# RE: TSB PI0645, why new Springs?



## NBrehm (Jun 27, 2011)

Well i actually brought this up in the Gearhead section not long ago. I just changed out my front struts and springs to coil overs and didn't like the way the springs looked when the load was taken off them. There is some debate that it may be normal, which it very well may, but I have never seen a spring that had an angle to it in relation to the strut once tension is taken off it and this one def does. I don't have a 100% answer for you so judge for yourself, but mine is a 2011 ECO.


----------



## Robby (Mar 1, 2013)

I believe, the struts related to the 2012 tsb were supplied as a assembly, ie spring/strut.....well actually, they all are, but the ones related to the tsb were exchanged as an assembly and returned to the vendor as an assembly.

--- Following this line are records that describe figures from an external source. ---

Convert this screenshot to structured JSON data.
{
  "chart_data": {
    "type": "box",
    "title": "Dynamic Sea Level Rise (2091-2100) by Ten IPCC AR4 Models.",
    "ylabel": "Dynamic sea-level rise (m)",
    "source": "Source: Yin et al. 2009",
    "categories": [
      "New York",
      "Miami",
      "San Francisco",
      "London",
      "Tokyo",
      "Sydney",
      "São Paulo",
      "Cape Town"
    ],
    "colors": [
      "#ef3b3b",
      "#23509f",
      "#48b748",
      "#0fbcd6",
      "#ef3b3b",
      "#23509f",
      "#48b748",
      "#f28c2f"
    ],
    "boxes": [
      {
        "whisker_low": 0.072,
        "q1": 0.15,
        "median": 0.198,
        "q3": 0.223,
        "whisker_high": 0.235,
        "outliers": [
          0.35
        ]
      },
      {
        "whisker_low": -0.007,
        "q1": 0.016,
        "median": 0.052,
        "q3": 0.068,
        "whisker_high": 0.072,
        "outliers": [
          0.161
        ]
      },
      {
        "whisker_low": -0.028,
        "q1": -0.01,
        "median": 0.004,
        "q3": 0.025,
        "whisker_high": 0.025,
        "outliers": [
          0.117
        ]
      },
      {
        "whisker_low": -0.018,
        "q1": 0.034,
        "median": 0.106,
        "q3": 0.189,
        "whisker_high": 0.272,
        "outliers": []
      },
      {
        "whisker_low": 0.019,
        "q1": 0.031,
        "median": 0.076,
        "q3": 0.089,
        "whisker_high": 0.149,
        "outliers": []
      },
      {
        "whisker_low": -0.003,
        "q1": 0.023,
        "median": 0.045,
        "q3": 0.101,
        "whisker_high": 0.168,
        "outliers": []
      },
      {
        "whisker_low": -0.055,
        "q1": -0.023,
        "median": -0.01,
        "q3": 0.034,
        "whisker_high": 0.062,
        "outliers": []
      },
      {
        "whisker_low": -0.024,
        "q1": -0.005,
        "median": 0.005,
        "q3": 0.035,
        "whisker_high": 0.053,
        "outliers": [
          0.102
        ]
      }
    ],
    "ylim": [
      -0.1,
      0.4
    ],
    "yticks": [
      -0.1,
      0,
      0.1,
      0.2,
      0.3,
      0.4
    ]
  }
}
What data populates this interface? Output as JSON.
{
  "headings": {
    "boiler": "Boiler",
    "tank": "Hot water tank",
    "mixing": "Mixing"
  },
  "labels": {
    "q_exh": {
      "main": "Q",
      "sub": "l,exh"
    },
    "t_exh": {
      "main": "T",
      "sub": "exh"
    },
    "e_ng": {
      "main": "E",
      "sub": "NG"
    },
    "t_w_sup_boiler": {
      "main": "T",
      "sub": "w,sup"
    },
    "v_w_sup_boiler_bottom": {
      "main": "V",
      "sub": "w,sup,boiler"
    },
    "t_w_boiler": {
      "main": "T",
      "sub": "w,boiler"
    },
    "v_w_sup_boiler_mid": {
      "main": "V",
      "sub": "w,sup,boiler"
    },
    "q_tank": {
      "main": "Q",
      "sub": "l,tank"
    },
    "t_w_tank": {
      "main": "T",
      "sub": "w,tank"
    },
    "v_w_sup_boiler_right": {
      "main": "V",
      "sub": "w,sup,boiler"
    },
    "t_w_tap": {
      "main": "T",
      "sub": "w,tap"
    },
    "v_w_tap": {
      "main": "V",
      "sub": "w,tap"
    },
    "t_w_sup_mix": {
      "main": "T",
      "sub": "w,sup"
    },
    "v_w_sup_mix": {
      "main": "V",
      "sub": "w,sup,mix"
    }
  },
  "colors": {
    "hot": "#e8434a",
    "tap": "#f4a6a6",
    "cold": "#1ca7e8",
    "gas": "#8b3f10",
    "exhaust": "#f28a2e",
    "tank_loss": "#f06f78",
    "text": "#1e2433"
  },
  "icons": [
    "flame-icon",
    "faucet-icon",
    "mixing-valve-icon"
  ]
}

In the OP's case, the struts likely were not part of the tsp and had only experienced a mechanical failure (ie deflected disc likely seperated) causing the knock or loose lumber sound.
If I am correct, then the strut is only to be replaced and the springs re-used......no failure of the spring.

Rob


----------



## eagleco (May 3, 2011)

Perhaps my springs were not replaced because their was nothing wrong with them, but then why is the front of my car now sitting 3/4" lower than before, and 3/4" lower than the two used MT Eco's I have checked recently? 

PSB#12-03-08-001 applies to a wide range of GM cars, extending all the way back to 2005. It is not Cruze specific. Perhaps anytime the original strut is replaced on a Cruze falling below the VIN cutoff given in TSB PI0645, the spring needs to be replaced in order to retain the original ride height. The redesigned strut may require the use of a different spring.


----------



## Mick (Dec 31, 2011)

NBrehm said:


> Well i actually brought this up in the Gearhead section not long ago. I just changed out my front struts and springs to coil overs and didn't like the way the springs looked when the load was taken off them. There is some debate that it may be normal, which it very well may, but I have never seen a spring that had an angle to it in relation to the strut once tension is taken off it and this one def does. I don't have a 100% answer for you so judge for yourself, but mine is a 2011 ECO.


Never seen a spring do that without tension even on 25 year old cars.


I had my strut replaced under warranty because it sounded like it was blown. A couple months later they replaced the assembly I think (I'll have to check receipt) because it sounded like was going to fall off. All good now.

Sent from AutoGuide.com Free App


----------



## eagleco (May 3, 2011)

[QUOTE

I had my strut replaced under warranty because it sounded like it was blown. A couple months later they replaced the assembly I think (I'll have to check receipt) because it sounded like was going to fall off. All good now.

Sent from AutoGuide.com Free App[/QUOTE]

Based on your join date, I am assuming you have a Cruze which falls below VIN C7239134. Replacing just the strut was not enough, and you ended up with problems just a few months later. Next week, I am going to schedule an appointment with the dealer. Here in MN, I don't want anything lower than the stock ride height, and right now I am 3/4" lower than stock. Something is obviously not right. 

I suspect that the spring needs to be replaced along with the strut on ALL vehicles built on or prior to VIN C7239134, regardless of the reason for the strut being replaced.


----------



## Mick (Dec 31, 2011)

Thanks for the info.
Question, being that only the right side was having an issue, if the left goes out and I'm out of b2b coverage, will they still replace with those tsb's?

Sent from AutoGuide.com Free App


----------



## NBrehm (Jun 27, 2011)

Possibly since there is a TSB, but normally they are considered wear and tear items and not covered.


----------



## invisabill (Jun 3, 2013)

A TSB is not a recall so they would not replace em just because of a tsb. but where you were having the problem before it went out of warrenty they may do a goodwill warrenty adjustment


----------



## alyupe11 (Jun 9, 2013)

Interesting


----------